U.S. officials to urge ‘aggressive’ local steps against coronavirus

FILE PHOTO: U.S. Human Services (HHS) Secretary Alex Azar speaks to reporters in Washington, U.S., February 28, 2020. REUTERS/Kevin Lamarque

By Susan Heavey

WASHINGTON (Reuters) – The Trump administration on Wednesday plans to urge U.S. states and localities to take stronger steps to fight the coronavirus, Health Secretary Alex Azar said, as the governor of at least one state criticized the federal government’s handling of the outbreak.

“You’re going to hear from CDC today and the White House that we’re going to be making recommendations to those local communities about aggressive steps that we think they should be taking,” Azar told Fox News in an interview.

He did not detail what the recommendations would be. U.S. Vice President Mike Pence had told reporters on Tuesday that recommendations by the Centers for Disease Control and Prevention would be aimed at communities that have already seen spread of the disease.

Azar said federal leaders were working with local officials in the hardest hit states so far, including Washington, California, New York, Massachusetts, and Florida, saying “strong mitigation steps” could help buy valuable time.

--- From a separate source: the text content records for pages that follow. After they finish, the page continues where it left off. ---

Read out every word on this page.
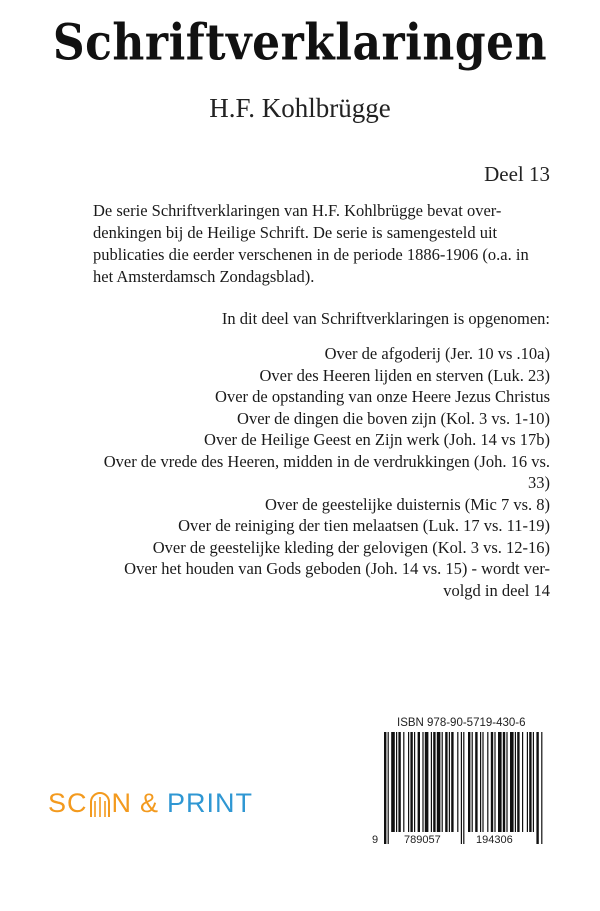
Schriftverklaringen
H.F. Kohlbrügge
Deel 13
De serie Schriftverklaringen van H.F. Kohlbrügge bevat over-
denkingen bij de Heilige Schrift. De serie is samengesteld uit
publicaties die eerder verschenen in de periode 1886-1906 (o.a. in
het Amsterdamsch Zondagsblad).
In dit deel van Schriftverklaringen is opgenomen:
Over de afgoderij (Jer. 10 vs .10a)
Over des Heeren lijden en sterven (Luk. 23)
Over de opstanding van onze Heere Jezus Christus
Over de dingen die boven zijn (Kol. 3 vs. 1-10)
Over de Heilige Geest en Zijn werk (Joh. 14 vs 17b)
Over de vrede des Heeren, midden in de verdrukkingen (Joh. 16 vs.
33)
Over de geestelijke duisternis (Mic 7 vs. 8)
Over de reiniging der tien melaatsen (Luk. 17 vs. 11-19)
Over de geestelijke kleding der gelovigen (Kol. 3 vs. 12-16)
Over het houden van Gods geboden (Joh. 14 vs. 15) - wordt ver-
volgd in deel 14
ISBN 978-90-5719-430-6
9 789057	194306
SC N & PRINT
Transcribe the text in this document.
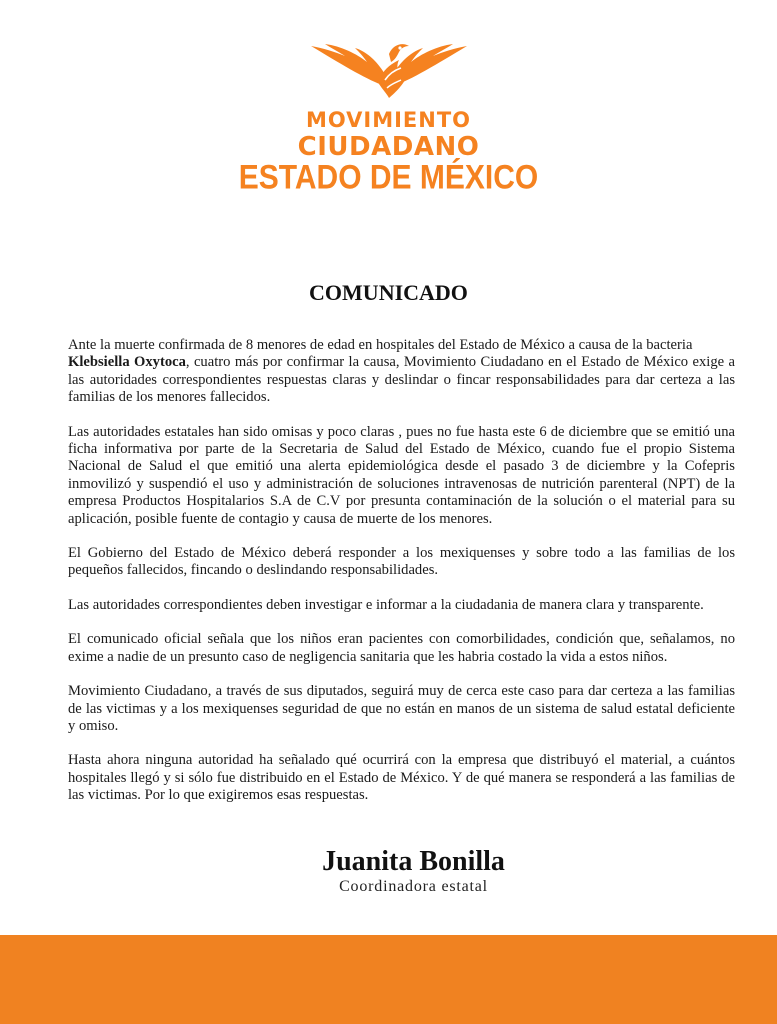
MOVIMIENTO
CIUDADANO
ESTADO DE MÉXICO
COMUNICADO

Ante la muerte confirmada de 8 menores de edad en hospitales del Estado de México a causa de la bacteria
Klebsiella Oxytoca, cuatro más por confirmar la causa, Movimiento Ciudadano en el Estado de México exige a las autoridades correspondientes respuestas claras y deslindar o fincar responsabilidades para dar certeza a las familias de los menores fallecidos.

Las autoridades estatales han sido omisas y poco claras , pues no fue hasta este 6 de diciembre que se emitió una ficha informativa por parte de la Secretaria de Salud del Estado de México, cuando fue el propio Sistema Nacional de Salud el que emitió una alerta epidemiológica desde el pasado 3 de diciembre y la Cofepris inmovilizó y suspendió el uso y administración de soluciones intravenosas de nutrición parenteral (NPT) de la empresa Productos Hospitalarios S.A de C.V por presunta contaminación de la solución o el material para su aplicación, posible fuente de contagio y causa de muerte de los menores.

El Gobierno del Estado de México deberá responder a los mexiquenses y sobre todo a las familias de los pequeños fallecidos, fincando o deslindando responsabilidades.

Las autoridades correspondientes deben investigar e informar a la ciudadania de manera clara y transparente.

El comunicado oficial señala que los niños eran pacientes con comorbilidades, condición que, señalamos, no exime a nadie de un presunto caso de negligencia sanitaria que les habria costado la vida a estos niños.

Movimiento Ciudadano, a través de sus diputados, seguirá muy de cerca este caso para dar certeza a las familias de las victimas y a los mexiquenses seguridad de que no están en manos de un sistema de salud estatal deficiente y omiso.

Hasta ahora ninguna autoridad ha señalado qué ocurrirá con la empresa que distribuyó el material, a cuántos hospitales llegó y si sólo fue distribuido en el Estado de México. Y de qué manera se responderá a las familias de las victimas. Por lo que exigiremos esas respuestas.

Juanita Bonilla
Coordinadora estatal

The governor of New York, however, said federal officials had left states scrambling to act on their own, including ramping up testing for the highly contagious – and sometimes fatal – respiratory illness.

“We can’t wait for the federal government because it’s not going to happen,” said Andrew Cuomo, who has deployed the National Guard to help contain an outbreak in the suburbs of New York City.

“The federal government has just fallen down on the job,” Cuomo, a Democrat, told MSNBC in an interview, adding that he had told other state governors, “you’re on you own.”

The number of U.S. coronavirus cases has risen steadily and has affected almost three-quarters of the states. More than 1,025 cases and 28 deaths have been reported, according to a count by Johns Hopkins University.

State and local officials have said a delayed U.S. response over testing capabilities has hampered their ability to manage the outbreak, even as U.S. President Donald Trump has offered assurances that anyone who wanted a test could get one.

Police wearing riot gear broke up a protest by hundreds of students at the University of Dayton in Ohio after the school announced the temporary suspension of classes and on-campus housing on Tuesday, the Dayton Daily News reported.

Washington Governor Jay Inslee is expected on Wednesday to restrict large gatherings in three counties at the center of the coronavirus outbreak in the state, according to the Seattle Times. The move will be aimed at sports, concerts and other cultural events and will not affect retail stores, the newspaper reported.

Pence, tasked by Trump to lead the nation’s coronavirus response, met with a number of U.S. governors at the White House on Monday.

Maryland’s governor, Republican Larry Hogan, afterward praised Pence but criticized the mixed message coming from Trump, telling the Washington Post after the meeting that the Republican president “at times just says whatever comes to mind or tweets.”

New York’s Cuomo said his state was moving aggressively on its own to expand testing, including the implementation of mobile testing seen in other countries.

“It’s either massive testing or massive quarantine, and we don’t want to quarantine, so we’re going to have to do the testing,” he told MSNBC.